Complice un’altra straordinaria capacità, stavolta nell’apprendimento delle lingue. «Padroneggio l’inglese e lo spagnolo, a seguire il giapponese e il polacco poi il russo, il rumeno, il tedesco e il francese. Me la cavo poi col cinese, l’ungherese, il coreano, il greco e lo slovacco. Col tempo ho anche affinato un mio metodo che mi ha consentito di imparare piuttosto velocemente almeno i rudimenti. Che poi, spulciando su internet, corrisponde bene o male a ciò che fanno tutti i poliglotti piuttosto noti: studio di parole chiave, pratica delle frasi imparate dalla prima lezione per abituare il cervello a certi suoni e sforzo costante di tradurre e poi pensare direttamente nell’idioma che si vuole acquisire».
All’Europa dell’Est deve gran parte della crescita umana e professionale che anche l’Asia ha saputo regalargli, con un ”di più” in termini di valori «ho toccato con mano l’estrema educazione, il senso civico, la solidarietà e la facilità di socializzare». Termini poco evocati e altrettanto scarsamente applicati alle nostre latitudini dove spesso sono sbiaditi e stropicciati. A questo proposito l’artista cagliaritano racconta un episodio che l’ha segnato positivamente: «A Jakarta mi hanno chiamato per una conferenza in una grande scuola privata di fronte a migliaia di persone tra bambini e insegnanti; dovevo parlare della mia vita, dei viaggi fatti, delle lingue e delle culture apprese, della musica e della realizzazione di quelli che erano i miei sogni. In quel frangente ho avuto la consapevolezza che quanto fatto non era stato inutile. Umanamente è stata la mia soddisfazione più grande».

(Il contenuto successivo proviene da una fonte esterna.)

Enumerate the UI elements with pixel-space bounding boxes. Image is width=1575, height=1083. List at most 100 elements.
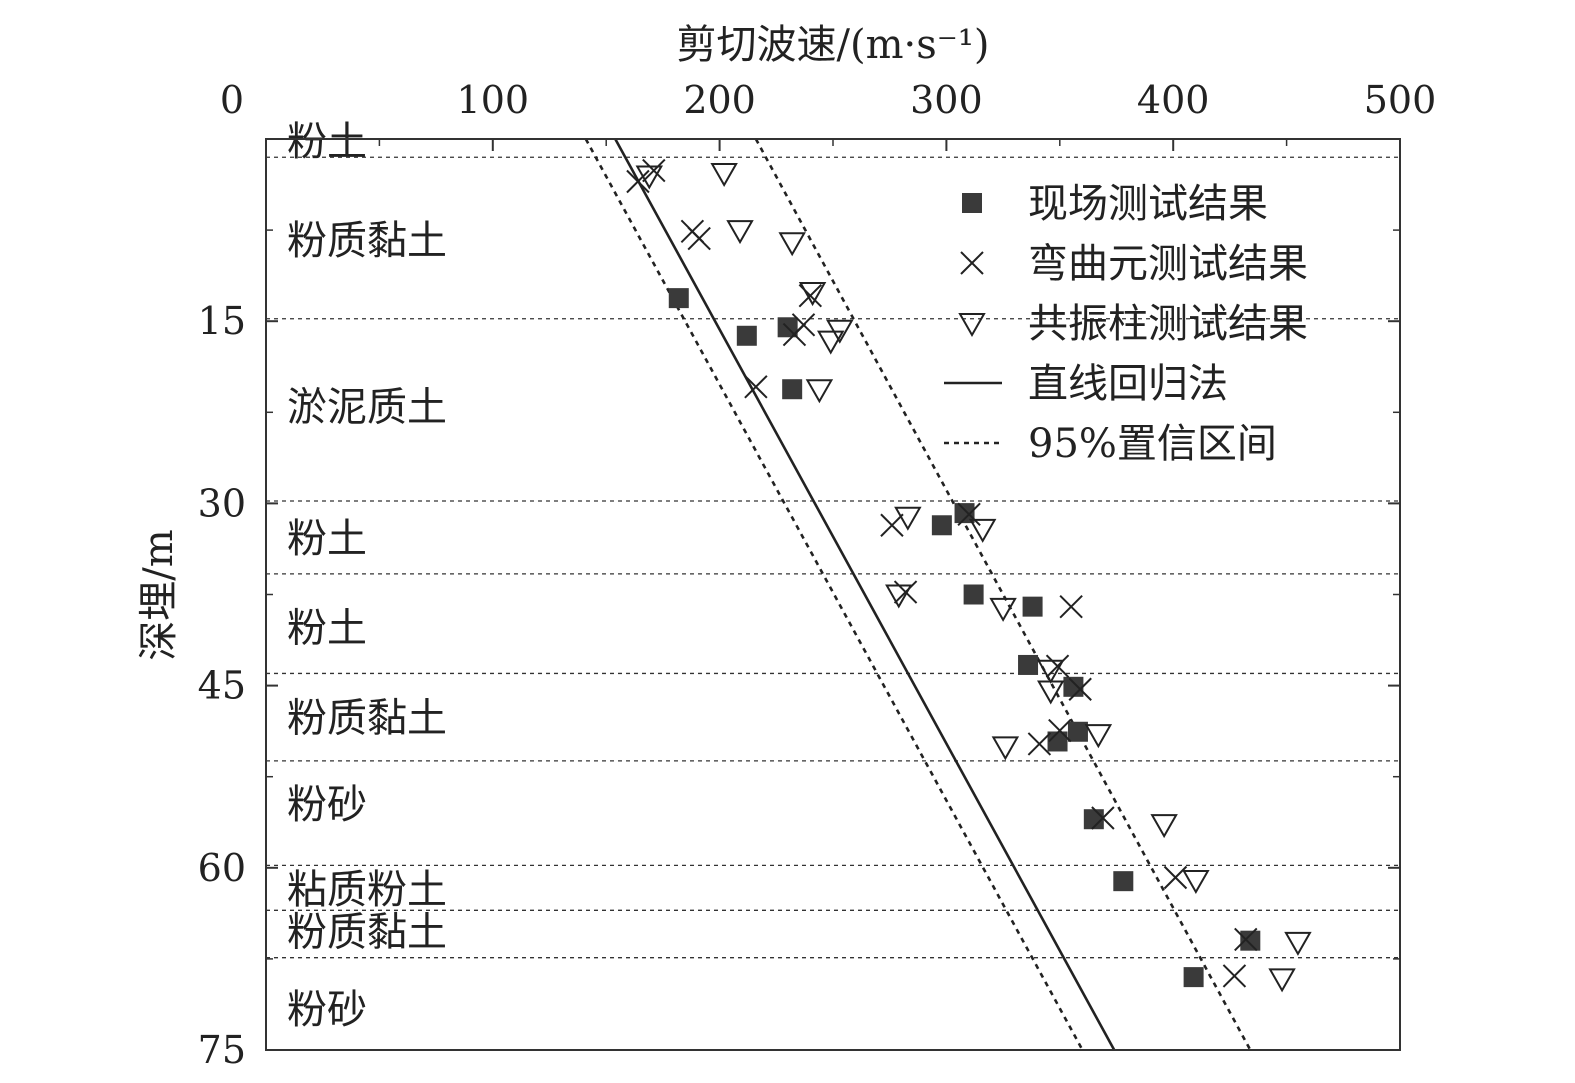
data-point [931,515,952,536]
x-tick-label: 300 [910,78,983,122]
data-point [1163,865,1188,890]
data-point [635,165,664,190]
data-point [1084,724,1113,749]
data-point [744,375,768,399]
data-point-stroke-b [626,169,650,194]
data-point [885,584,913,609]
data-point [1027,732,1052,756]
regression-line-0 [614,138,1116,1051]
legend-label: 共振柱测试结果 [1028,301,1308,347]
data-point [954,503,975,524]
data-point [1240,930,1261,951]
layer-label: 粉质黏土 [287,696,447,742]
axes: 0 100 200 300 400 500 15 30 45 60 75 [198,78,1437,1072]
data-point [726,220,754,245]
layer-label: 粉土 [287,516,367,562]
data-point [1048,718,1072,743]
y-tick-label: 30 [198,481,246,525]
data-point [1059,594,1083,619]
legend-marker [960,251,984,275]
data-point [957,502,981,527]
data-point-stroke-b [798,283,823,308]
data-point [710,163,738,188]
legend-marker-stroke-b [960,251,984,275]
data-point [1222,964,1247,988]
data-point-stroke-b [1059,594,1083,619]
data-point [893,580,918,604]
x-axis-title: 剪切波速/(m·s⁻¹) [676,22,989,68]
data-point-stroke-b [1234,927,1258,952]
data-point [798,282,827,307]
data-point [1150,814,1178,839]
data-point [1268,968,1296,993]
data-point [1068,677,1092,701]
data-point [989,597,1017,622]
legend-marker [958,313,986,338]
data-point [791,313,816,337]
series-2 [635,163,1312,993]
data-point-stroke-b [1091,806,1115,830]
data-point-stroke-b [1048,718,1072,743]
layer-label: 粉土 [287,606,367,652]
data-point [1284,931,1312,956]
x-tick-label: 100 [457,78,530,122]
y-axis-title: 深埋/m [136,529,182,660]
data-point-stroke-b [1027,732,1052,756]
y-tick-label: 45 [198,664,246,708]
data-point [968,518,997,543]
data-point [1091,806,1115,830]
layer-label: 粉质黏土 [287,218,447,264]
data-point-stroke-b [1045,654,1070,678]
y-tick-label: 75 [198,1028,246,1072]
legend-label: 弯曲元测试结果 [1028,241,1308,287]
data-point [1018,654,1039,675]
x-tick-label: 200 [683,78,756,122]
data-point [782,379,803,400]
layer-label: 粉土 [287,119,367,165]
data-point [894,506,922,531]
data-point-stroke-b [1068,677,1092,701]
data-point [1063,676,1084,697]
data-point [668,288,689,309]
layer-label: 粉砂 [287,987,367,1033]
data-point [778,232,806,257]
x-tick-label: 500 [1364,78,1437,122]
fit-lines [584,138,1252,1051]
confidence-line-1 [584,138,1084,1051]
y-tick-label: 60 [198,846,246,890]
layer-label: 粘质粉土 [287,867,447,913]
data-point [880,513,904,537]
y-tick-label: 15 [198,299,246,343]
series-1 [626,158,1258,988]
data-point-stroke-b [642,158,666,183]
series-0 [668,288,1261,988]
data-point [991,736,1020,761]
data-points [626,158,1312,993]
data-point [1113,871,1134,892]
data-point-stroke-b [957,502,981,527]
legend-label: 现场测试结果 [1028,181,1268,227]
data-point [1183,967,1204,988]
data-point-stroke-b [1222,964,1247,988]
data-point-stroke-b [893,580,918,604]
data-point [1022,596,1043,617]
data-point [626,169,650,194]
data-point [687,226,711,251]
legend-label: 95%置信区间 [1028,421,1277,467]
layer-label: 淤泥质土 [287,385,447,431]
legend-marker [962,193,982,213]
data-point [817,330,845,355]
data-point [736,325,757,346]
data-point [805,379,834,404]
data-point [1037,659,1065,684]
data-point-stroke-b [791,313,816,337]
data-point-stroke-b [880,513,904,537]
data-point [1045,654,1070,678]
data-point [963,584,984,605]
data-point [1037,680,1065,705]
layer-boundaries [266,156,1400,959]
x-tick-label: 0 [220,78,244,122]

Eppure tutti questi successi non cancellano una patina, leggera, di malinconia per la sua terra legata a circostanze, paesaggi, profumi e sapori che gli ricordano la Sardegna. «Con l’isola ho un rapporto conflittuale; non riuscirò mai a capacitarmi del fatto che abbiamo risorse preziosissime come la natura, la storia, il cibo e la musica, non sfruttate, e che anche per questo versiamo in una continua difficoltà. Non ho rimpianti, preferisco vivere nella consapevolezza di aver commesso degli errori che piangermi addosso per il rammarico di non aver osato abbastanza».

Nell’immediato, le energie sono concentrate sul prossimo ritorno in Estremo Oriente a Taiwan, dopo un breve soggiorno a Cagliari: «Riprenderò a insegnare e mi perfezionerò ancora nel canto per poi esibirmi nuovamente con l’opera di Taipei, benché si faccia una produzione ogni tre o quattro mesi. Intendo fare nuove audizioni come solista e corista a Hong Kong, a Singapore e in Giappone dove punto a stare in pianta stabile. Non trascurerò il lavoro con l’agenzia taiwanese – nella speranza di avere maggiori occasioni per fare pubblicità e cinema – infine intendo aprire un blog nel quale racconterò le esperienze vissute».